The Congressional switchboard is 202-224-3121. The voicemail system is extremely polite and easy to navigate (and has the only robot voice in America that I actually find pleasant to listen to). If you can't face the idea of talking to a real person, believe me I sympathize. You call call at night, in the early morning, on the weekends, and leave a voicemail. VOICEMAIL COUNTS
Use Resistbot. Text resist
to 50409, and it will help you write faxes or letters to your representatives.
Send email. Your representatives will have contact forms on their websites. Even unresponsive representatives like Senator Ron Johnson
are marginally more responsive to email.
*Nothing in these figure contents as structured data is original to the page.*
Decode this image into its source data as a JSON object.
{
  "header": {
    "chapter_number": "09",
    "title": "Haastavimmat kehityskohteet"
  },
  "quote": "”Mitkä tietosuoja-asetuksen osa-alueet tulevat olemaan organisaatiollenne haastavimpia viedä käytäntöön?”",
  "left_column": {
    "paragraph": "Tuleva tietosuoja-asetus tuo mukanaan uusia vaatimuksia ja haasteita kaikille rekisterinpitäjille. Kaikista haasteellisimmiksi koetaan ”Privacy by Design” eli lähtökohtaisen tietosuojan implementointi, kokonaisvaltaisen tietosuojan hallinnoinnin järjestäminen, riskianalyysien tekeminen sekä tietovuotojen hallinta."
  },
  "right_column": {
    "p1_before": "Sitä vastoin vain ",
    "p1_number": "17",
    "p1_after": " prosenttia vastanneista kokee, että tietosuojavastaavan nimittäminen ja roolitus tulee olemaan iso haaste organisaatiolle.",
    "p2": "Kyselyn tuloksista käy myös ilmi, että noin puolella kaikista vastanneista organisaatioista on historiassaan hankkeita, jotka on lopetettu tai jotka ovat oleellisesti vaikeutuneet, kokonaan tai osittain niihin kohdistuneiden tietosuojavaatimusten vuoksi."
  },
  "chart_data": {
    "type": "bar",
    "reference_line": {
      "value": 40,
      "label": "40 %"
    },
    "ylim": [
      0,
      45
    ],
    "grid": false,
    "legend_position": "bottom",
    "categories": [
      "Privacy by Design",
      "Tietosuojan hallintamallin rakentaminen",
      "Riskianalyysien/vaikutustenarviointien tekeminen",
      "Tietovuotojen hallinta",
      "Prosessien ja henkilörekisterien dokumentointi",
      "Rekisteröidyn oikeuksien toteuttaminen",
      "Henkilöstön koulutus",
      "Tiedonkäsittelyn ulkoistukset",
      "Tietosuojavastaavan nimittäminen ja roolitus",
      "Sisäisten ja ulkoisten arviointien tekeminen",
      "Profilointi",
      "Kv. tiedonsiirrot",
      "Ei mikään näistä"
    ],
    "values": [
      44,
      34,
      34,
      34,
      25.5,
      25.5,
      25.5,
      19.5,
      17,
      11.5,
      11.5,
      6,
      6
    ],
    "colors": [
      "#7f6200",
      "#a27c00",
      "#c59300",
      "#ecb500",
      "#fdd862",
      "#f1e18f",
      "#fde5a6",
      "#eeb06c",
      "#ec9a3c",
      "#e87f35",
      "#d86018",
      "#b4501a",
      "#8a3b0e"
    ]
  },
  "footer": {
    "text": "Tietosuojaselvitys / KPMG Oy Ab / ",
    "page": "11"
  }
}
You at least get a form letter telling you all the reasons why the thing you oppose is a good idea.
Send letters to your local paper. Congresspeople have staffers who compile press cuttings, and they are keenly interested in what shows up about them in public fora. Being a politician is largely about PR, so anything you can do that shows up IN PUBLIC
will at least get their attention.
And when you call your reps or send an email, tweet about it or post about it on Facebook or whatever social media platform you favor. Show people that it's easy to make themselves heard. Remind them that their congresspeople are their elected representatives
. It is their job
to listen to their constituents. Even if you've got nothing but Republican apparatchiks, it is still worth telling them what you think and what you want.
My philosophy about representatives like Johnson, who seem to have been expressly created to embody everything I hate, is that even if I can't teach the pig to sing, I can annoy the snot out of him. I won't change his mind, and don't expect to, but I can make him less willing to, for example, vote yes on repealing the ACA. That's what killed it this last time in the Senate; McConnell decided he couldn't be sure of getting the votes he needed. Too many Republican senators were getting too much pushback.
Pull the Football is a little different, since the goal is to gain co-sponsors and yes votes, but the same principle applies. They're going to bend in the direction popular opinion is blowing, and what we want is to escalate popular opinion from a breeze to a gale. (If you like the image of congresspeople falling over like bowling pins, that's okay, too.)
I don't want nuclear war. I don't think anyone wants nuclear war (except maybe Trump). The nuclear football is a sick hangover from the Cold War, and honestly no president needs or should have the ability to pre-emptively (i.e., without provocation) nuke anyone
So by whatever method you favor, please apply pressure to your elected representatives. Pull the football away from Trump.